Miraculously, she doesn't die, but the only doctor in the entire world that can save her is Dr. Vollin (Bela Lugosi). At first, he refuses to help. Why? Is he retired? Just too evil to help? Did he get his feelings hurt by the other doctors?Whatever the case, when he learns that the other doctors say he's the only one good enough for the job, and he helps.
From there, the movie seems to shift. Bateman (Karloff) enters Dr. Vollin's office, demanding at gunpoint that Vollin change his face. At this point, we don't know Vollin to be an evil man. But Bateman says something that attracts Vollin's attention: Ugly people may be more prone to acting in ugly ways. Vollin calls the idea "profound" and agrees to change Bateman's face.

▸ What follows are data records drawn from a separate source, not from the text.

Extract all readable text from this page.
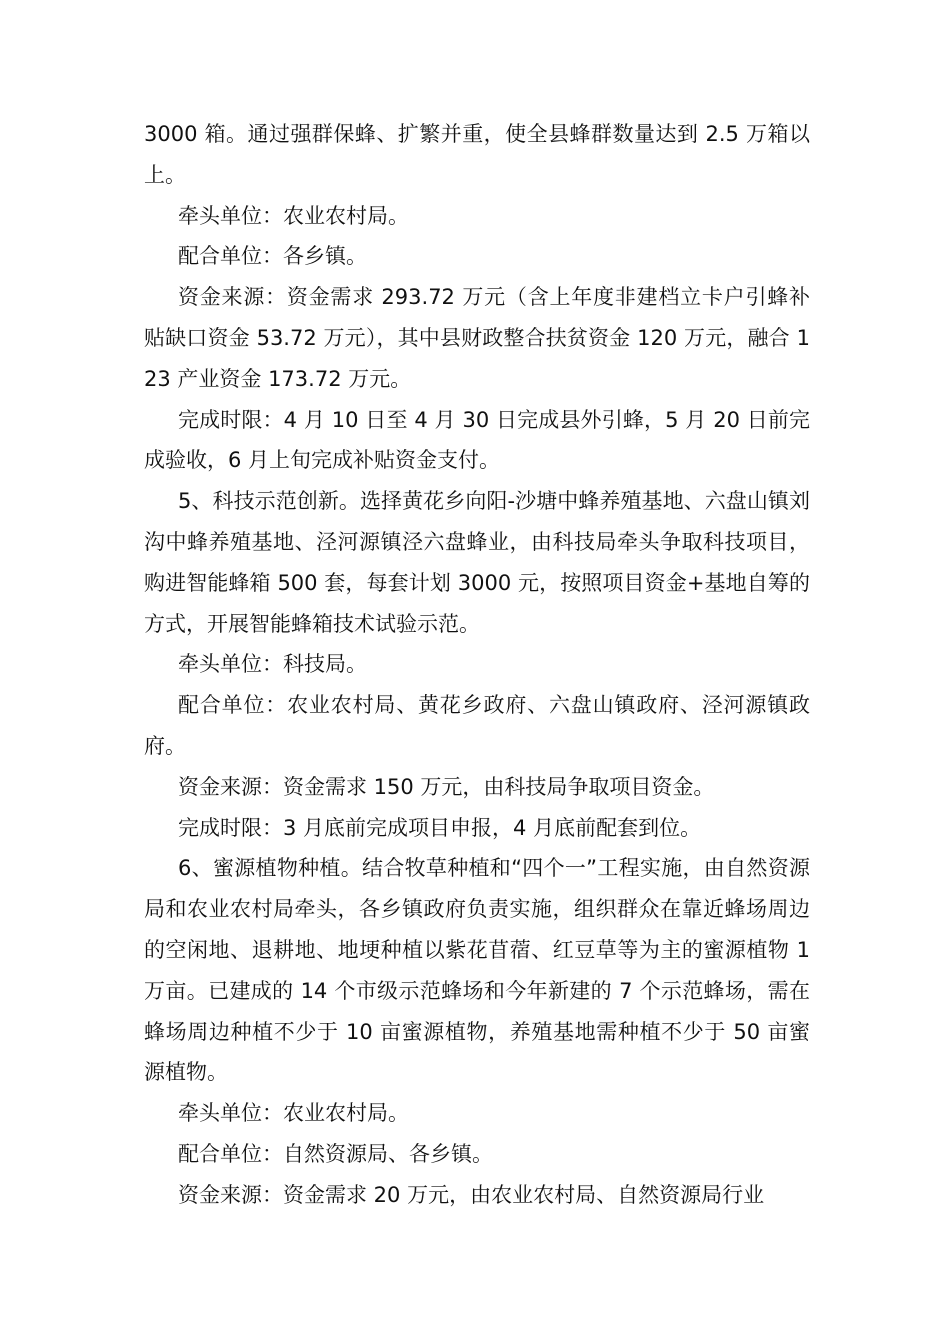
3000 箱。通过强群保蜂、扩繁并重，使全县蜂群数量达到 2.5 万箱以上。

牵头单位：农业农村局。

配合单位：各乡镇。

资金来源：资金需求 293.72 万元（含上年度非建档立卡户引蜂补贴缺口资金 53.72 万元），其中县财政整合扶贫资金 120 万元，融合 123 产业资金 173.72 万元。

完成时限：4 月 10 日至 4 月 30 日完成县外引蜂，5 月 20 日前完成验收，6 月上旬完成补贴资金支付。

5、科技示范创新。选择黄花乡向阳-沙塘中蜂养殖基地、六盘山镇刘沟中蜂养殖基地、泾河源镇泾六盘蜂业，由科技局牵头争取科技项目，购进智能蜂箱 500 套，每套计划 3000 元，按照项目资金+基地自筹的方式，开展智能蜂箱技术试验示范。

牵头单位：科技局。

配合单位：农业农村局、黄花乡政府、六盘山镇政府、泾河源镇政府。

资金来源：资金需求 150 万元，由科技局争取项目资金。

完成时限：3 月底前完成项目申报，4 月底前配套到位。

6、蜜源植物种植。结合牧草种植和“四个一”工程实施，由自然资源局和农业农村局牵头，各乡镇政府负责实施，组织群众在靠近蜂场周边的空闲地、退耕地、地埂种植以紫花苜蓿、红豆草等为主的蜜源植物 1 万亩。已建成的 14 个市级示范蜂场和今年新建的 7 个示范蜂场，需在蜂场周边种植不少于 10 亩蜜源植物，养殖基地需种植不少于 50 亩蜜源植物。

牵头单位：农业农村局。

配合单位：自然资源局、各乡镇。

资金来源：资金需求 20 万元，由农业农村局、自然资源局行业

What he does it give him a shave and then maybe slightly burn or damage the right side of his face. He removes his right eyeball too. Bateman is supposed to be hideous looking now, a slave to whatever evils Vollin directs him to do. But Bateman isn't actually evil. He simply wants Vollin to fix his face back to the way it was. He's being blackmailed into helping the real evil.
Vollin has all sorts of devices set up -- a room with walls that close in, a swinging blade that lowers until it finally slices its victim in two. Where did these things come from? Who built them? And how long had Vollin been planning his evil deeds? (By the way, does the swinging blade ever work as designed? It never seems to go any lower.)
Karloff received a $1000 and top billing, but to me, Lugosi -- who received $500 -- is the star of the movie. It makes me wonder why Karloff got paid more and received top billing. I also wonder why they wanted to tie the title to Poe's "The Raven." Vollin does recite part of the poem, and he has a cool stuffed raven. Maybe the producers simply assume the audience will know Poe's name and that that will be an easy enough way to add another cheap level of creepy to the movie?
I don't particularly like this film. It seems to get a lot of positive user reviewers simply because Karloff and Lugosi are in it together. And yes, I like the pairing. I always like the pairing, but that's never enough. The movie still needs to actually be good, no matter who happens to star in it.